Aber hier ist das anders. Die Leute, denen es gelungen ist, ein letztes Mal einen Tisch zu reservieren, sitzen lange nach dem Essen noch auf den grün gestrichenen Stühlen, lassen den Kopf in den Nacken fallen und versuchen, sich die „Alpenrose“ einzuprägen, Detail für Detail, so wie man ein Gedicht auswendig lernt oder ein Lied, zum Beispiel „Scenes from an Italian Restaurant“ von Billy Joel:

„A bottle of white, a bottle of red

Perhaps a bottle of rose instead

We'll get a table near the street

In our old familiar place

You and I, face to face, mmm“

Mmm.

Tine Giaccobo und Katharina Sinniger sind ab nächster Woche nicht aus der Welt. Sie beziehen in der Nähe ihres ehemaligen Restaurants einen Büroladen namens „Zentrale“ und verwalten von dort die Geschäfte ihrer Zweigstellen, des „Limmatlädeli“ mit seiner Suppenküche , der Crêperie „Babette“ und der Speiseeisherstellung „Eisvogel“. Man wird sie wahrscheinlich in der Migros am Limmatplatz treffen, und vielleicht auch auf irgendeinem Fußballplatz, wo die Frauen tschutten, die sie mit „Alpenrose“-T-Shirts unterstützen und die, wie man sagt, nicht ihre beste Saison spielen. Außerdem arbeitet Tine Giaccobo an einem Kochbuch namens „Jetzt müsst Ihr selber kochen“, das erklärt sich einerseits von selbst, umfasst aber andererseits sämtliche Rezepte aus 22 Jahren „Alpenrose“, so dass man zu Hause wenigstens das Echo dieser Zeit nachkochen kann. Und ja, es gibt viele plausible Gründe, ein legendäres Restaurant nach zweiundzwanzig Jahren Dauerbetrieb zu schließen und einmal auf sich selbst zu schauen.

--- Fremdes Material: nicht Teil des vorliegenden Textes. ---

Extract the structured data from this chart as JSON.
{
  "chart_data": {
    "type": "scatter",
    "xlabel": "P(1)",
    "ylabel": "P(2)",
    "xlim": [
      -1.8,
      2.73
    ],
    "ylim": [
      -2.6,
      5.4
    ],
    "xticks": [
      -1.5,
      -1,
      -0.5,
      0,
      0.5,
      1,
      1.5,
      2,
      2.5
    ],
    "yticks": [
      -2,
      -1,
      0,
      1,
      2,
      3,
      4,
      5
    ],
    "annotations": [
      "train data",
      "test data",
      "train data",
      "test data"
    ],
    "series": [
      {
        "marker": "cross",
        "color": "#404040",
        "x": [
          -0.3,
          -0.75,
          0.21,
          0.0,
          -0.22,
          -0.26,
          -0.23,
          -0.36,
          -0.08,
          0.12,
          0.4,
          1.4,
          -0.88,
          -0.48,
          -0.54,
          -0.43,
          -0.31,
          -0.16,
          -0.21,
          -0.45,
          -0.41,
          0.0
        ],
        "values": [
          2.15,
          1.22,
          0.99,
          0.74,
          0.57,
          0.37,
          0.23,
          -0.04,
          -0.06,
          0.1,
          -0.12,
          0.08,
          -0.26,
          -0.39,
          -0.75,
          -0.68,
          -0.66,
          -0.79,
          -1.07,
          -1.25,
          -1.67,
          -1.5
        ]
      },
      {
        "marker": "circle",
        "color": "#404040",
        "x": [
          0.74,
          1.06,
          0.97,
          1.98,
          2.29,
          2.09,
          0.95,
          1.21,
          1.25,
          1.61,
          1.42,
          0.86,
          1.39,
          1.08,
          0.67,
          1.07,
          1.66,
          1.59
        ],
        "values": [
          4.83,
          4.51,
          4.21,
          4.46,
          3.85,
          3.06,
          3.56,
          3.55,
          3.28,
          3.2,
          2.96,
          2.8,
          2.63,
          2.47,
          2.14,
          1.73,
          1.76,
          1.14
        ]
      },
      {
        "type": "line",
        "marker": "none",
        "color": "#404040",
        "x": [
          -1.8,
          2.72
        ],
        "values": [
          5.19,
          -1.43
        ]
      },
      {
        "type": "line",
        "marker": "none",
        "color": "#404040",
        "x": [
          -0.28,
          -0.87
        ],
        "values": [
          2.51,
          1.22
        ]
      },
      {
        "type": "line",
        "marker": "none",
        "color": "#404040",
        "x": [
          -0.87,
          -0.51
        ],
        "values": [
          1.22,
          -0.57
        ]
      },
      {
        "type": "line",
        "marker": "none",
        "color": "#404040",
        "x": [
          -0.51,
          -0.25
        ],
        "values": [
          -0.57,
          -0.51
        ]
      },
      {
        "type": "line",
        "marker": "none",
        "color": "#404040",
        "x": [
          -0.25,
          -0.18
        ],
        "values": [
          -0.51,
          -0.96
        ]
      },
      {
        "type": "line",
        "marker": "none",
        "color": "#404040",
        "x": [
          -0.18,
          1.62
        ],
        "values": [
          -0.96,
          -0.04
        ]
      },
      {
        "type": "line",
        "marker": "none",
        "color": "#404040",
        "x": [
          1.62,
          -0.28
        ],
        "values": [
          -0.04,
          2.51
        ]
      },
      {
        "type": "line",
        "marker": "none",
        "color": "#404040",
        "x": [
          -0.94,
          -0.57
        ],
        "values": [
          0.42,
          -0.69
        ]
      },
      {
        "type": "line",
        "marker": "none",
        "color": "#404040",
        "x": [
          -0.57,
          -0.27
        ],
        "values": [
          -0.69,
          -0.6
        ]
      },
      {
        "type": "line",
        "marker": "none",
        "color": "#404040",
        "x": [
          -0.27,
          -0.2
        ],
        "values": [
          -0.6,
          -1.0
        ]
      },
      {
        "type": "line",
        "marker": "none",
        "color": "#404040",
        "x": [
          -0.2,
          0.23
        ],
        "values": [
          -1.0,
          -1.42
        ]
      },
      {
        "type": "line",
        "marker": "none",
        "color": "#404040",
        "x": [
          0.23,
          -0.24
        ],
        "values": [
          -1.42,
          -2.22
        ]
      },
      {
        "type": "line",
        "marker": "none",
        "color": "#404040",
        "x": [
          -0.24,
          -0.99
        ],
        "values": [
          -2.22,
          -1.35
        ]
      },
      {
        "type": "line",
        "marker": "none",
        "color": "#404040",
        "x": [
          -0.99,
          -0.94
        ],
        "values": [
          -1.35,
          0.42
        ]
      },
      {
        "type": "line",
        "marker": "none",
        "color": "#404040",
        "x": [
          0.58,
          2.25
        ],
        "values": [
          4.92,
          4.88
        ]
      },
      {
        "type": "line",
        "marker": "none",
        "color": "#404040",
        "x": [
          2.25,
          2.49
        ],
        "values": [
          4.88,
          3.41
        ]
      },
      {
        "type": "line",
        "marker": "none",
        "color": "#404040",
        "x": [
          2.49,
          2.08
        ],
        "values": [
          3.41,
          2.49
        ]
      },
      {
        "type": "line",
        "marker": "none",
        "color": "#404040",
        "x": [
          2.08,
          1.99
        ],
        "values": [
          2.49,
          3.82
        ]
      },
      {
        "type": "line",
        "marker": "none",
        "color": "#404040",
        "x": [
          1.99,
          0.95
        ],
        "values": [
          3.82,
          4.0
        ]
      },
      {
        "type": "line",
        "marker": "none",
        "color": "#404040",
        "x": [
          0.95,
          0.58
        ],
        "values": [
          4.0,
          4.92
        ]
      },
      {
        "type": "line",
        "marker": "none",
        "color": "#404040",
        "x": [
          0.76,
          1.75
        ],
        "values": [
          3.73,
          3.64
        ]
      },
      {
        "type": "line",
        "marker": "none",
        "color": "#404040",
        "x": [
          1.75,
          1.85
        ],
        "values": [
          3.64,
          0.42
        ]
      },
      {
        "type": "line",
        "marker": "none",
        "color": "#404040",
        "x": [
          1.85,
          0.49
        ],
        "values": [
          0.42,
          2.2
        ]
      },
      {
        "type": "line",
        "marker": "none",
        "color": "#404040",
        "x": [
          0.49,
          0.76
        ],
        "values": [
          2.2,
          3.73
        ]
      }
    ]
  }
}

Es gibt aber mindestens so viele Gründe, sich darüber zu beklagen. Ein Ort, der so vielen von uns die Hand geboten hat und uns zum Träumen verführte, wird demnächst entladen und zurück auf Null gestellt. Wollen wir hoffen, dass wir noch einmal so einen Ort finden, an dem wir auf so angemessene Weise willkommen sind.